Roll it up starting from one of the longer sides, then cut at angles roughly 2 1/2 inches apart.

Transfer the buns to parchment lined baking sheets with quite a bit of space between the buns.  (They grow a lot more!) 

this is before the second rise

Cover them with a clean towel again and let rise in a warm place for another 30 minutes to an hour.  They should be almost doubled in size.

after the second rise

Bake the buns at 400 degrees for 20 to 25 minutes or until golden brown.  Transfer to a wire rack and let cool before frosting or just eat them warm!

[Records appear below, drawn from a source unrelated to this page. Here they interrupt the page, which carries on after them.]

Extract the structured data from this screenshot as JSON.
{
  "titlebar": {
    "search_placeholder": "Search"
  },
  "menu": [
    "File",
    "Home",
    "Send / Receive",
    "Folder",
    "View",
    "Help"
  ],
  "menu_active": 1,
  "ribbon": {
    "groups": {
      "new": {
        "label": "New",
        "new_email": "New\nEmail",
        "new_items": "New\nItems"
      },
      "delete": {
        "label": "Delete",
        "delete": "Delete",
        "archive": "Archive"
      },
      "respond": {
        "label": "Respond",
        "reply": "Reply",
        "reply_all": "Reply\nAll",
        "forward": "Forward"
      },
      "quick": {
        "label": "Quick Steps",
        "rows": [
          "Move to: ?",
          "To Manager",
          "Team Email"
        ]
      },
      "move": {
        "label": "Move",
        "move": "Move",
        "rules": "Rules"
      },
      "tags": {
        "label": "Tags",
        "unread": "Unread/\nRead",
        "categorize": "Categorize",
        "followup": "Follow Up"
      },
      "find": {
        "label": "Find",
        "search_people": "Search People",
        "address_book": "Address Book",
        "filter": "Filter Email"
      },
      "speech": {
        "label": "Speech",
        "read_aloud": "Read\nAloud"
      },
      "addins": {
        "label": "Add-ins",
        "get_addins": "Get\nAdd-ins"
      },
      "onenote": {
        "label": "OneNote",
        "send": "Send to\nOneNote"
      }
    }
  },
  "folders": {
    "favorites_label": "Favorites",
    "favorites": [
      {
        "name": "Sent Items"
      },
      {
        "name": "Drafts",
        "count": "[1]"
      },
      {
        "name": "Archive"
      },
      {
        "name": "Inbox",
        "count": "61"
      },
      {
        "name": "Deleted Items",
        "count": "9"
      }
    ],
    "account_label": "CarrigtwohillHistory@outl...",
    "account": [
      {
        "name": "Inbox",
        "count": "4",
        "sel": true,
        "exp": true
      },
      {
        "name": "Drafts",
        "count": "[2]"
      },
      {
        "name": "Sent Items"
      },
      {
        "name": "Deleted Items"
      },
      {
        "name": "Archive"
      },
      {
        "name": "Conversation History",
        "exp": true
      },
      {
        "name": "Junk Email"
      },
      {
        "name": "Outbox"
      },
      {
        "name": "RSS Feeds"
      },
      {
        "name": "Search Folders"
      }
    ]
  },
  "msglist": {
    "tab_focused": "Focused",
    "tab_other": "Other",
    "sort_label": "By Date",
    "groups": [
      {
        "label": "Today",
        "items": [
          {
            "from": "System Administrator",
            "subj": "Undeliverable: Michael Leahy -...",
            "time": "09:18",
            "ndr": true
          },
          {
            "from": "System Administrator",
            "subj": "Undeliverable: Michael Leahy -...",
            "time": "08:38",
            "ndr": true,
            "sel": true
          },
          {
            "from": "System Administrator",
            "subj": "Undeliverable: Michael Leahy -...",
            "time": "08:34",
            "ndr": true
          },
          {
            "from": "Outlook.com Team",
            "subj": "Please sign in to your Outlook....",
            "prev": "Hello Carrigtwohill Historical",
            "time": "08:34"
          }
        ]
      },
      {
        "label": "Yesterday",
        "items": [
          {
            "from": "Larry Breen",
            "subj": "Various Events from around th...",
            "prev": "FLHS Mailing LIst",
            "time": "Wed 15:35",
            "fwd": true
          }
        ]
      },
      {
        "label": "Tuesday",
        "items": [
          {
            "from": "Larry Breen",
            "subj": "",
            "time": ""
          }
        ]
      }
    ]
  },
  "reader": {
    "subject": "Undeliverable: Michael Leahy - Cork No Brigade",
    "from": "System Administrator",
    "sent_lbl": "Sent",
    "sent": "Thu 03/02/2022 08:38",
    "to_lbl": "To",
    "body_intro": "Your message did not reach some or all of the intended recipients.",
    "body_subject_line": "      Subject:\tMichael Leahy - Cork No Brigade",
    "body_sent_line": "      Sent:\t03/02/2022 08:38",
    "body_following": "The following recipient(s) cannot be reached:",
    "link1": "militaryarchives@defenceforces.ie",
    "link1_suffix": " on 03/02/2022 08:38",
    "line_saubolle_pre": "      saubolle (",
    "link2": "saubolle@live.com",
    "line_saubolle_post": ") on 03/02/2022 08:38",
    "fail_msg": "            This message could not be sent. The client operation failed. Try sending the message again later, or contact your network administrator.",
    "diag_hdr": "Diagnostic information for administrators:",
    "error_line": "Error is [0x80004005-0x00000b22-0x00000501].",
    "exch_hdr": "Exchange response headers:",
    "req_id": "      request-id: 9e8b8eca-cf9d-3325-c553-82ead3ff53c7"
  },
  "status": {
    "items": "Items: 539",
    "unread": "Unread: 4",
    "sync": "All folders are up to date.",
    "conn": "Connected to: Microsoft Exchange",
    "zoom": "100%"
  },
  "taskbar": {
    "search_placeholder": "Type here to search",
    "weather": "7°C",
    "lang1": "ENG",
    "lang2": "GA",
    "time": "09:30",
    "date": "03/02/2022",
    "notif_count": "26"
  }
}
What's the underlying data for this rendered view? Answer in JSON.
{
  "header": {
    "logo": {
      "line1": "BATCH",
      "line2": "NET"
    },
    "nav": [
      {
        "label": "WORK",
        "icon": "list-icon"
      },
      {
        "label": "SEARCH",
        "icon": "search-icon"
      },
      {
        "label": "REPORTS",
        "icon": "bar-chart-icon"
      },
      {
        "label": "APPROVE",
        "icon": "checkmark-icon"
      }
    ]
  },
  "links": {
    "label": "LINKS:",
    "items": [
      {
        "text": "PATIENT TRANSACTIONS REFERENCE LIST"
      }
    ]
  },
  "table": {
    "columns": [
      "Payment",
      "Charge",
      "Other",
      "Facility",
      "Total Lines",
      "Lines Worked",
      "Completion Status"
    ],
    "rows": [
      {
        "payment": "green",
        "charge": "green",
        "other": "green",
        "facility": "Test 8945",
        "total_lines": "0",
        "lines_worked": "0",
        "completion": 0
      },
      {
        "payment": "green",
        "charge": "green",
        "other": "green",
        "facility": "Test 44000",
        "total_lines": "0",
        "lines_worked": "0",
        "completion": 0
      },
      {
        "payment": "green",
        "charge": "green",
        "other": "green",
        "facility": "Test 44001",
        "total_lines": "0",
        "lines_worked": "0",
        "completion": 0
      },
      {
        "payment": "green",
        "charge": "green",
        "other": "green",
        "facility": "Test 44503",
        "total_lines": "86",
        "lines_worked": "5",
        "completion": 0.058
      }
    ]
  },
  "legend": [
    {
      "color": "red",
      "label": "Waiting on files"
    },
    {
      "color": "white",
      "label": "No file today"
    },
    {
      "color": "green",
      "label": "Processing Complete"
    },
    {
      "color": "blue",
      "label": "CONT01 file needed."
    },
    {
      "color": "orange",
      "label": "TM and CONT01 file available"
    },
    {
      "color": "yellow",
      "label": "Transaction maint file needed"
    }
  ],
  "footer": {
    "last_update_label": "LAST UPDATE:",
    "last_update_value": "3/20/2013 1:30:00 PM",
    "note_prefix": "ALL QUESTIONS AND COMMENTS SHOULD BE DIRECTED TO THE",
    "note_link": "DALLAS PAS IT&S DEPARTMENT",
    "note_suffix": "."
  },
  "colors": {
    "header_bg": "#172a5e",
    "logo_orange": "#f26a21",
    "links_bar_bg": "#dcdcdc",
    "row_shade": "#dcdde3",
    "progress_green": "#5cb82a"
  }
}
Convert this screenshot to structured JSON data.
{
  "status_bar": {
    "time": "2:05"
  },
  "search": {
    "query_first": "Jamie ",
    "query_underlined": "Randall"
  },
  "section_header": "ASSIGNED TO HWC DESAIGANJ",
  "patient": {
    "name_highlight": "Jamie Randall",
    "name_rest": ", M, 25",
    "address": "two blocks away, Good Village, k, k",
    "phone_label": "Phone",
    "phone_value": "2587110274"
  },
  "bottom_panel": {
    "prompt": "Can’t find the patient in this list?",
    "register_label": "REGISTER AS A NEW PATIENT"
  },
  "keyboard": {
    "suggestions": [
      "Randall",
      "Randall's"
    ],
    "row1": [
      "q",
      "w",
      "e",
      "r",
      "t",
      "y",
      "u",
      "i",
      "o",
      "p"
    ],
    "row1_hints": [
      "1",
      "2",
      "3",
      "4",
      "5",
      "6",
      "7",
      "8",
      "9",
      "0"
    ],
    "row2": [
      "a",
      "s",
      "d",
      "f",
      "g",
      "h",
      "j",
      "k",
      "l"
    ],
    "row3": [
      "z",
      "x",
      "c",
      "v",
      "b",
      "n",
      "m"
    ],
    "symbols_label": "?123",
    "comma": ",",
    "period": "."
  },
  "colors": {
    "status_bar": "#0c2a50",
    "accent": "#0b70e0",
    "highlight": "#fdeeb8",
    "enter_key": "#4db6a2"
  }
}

These are so very toddler approved but I didn't manage to get any pictures of the little man eating one :(

 So instead here is a different adorable picture! (or two)

Happy baking!

Tuesday, November 13, 2012

Butternut Squash Soup!

I love butternut squash,  especially as soup. 

Want my super delicious recipe?  

I thought so :)

You need:

1 butternut squash
veggie oil
1 sweet onion
2 or 3 cloves garlic
4 cups chicken or veggie broth
cayenne pepper
black pepper
brown sugar

The first step is to peel and chop up the squash.  This is the most challenging part and takes a bit of muscle.  (Don't forget to scoop out the seeds!)

Next, heat up 1 to 2 Tablespoons oil on medium heat.  Chop up the onions and cook for about 3 minutes. 

Mince the garlic and measure out about  1/4 teaspoon each of the cinnamon, nutmeg, cloves, ginger, cardamom cayenne and black peppers. 

 Add the garlic and spices to the onions and stir in.  Cook for another minute or so.  Add in all of the squash and the broth.

Bring it to a boil, then lower to a simmer and let cook covered for 20 minutes until the squash is nice and soft.

This next part you could do a couple of ways:  I use a hand-held mixer in the pot to cream everything up until its really smooth.  You could also transfer small batches at a time to a blender to puree everything.

Either way,  add in about 5 Tablespoons of brown sugar and blend it in.

Add more of the other spices to taste if you wish.  I usually end up adding more cayenne since I love the spicyness!

Dish up and eat up!  I like to serve mine with honey wheat toast to dip in the soup.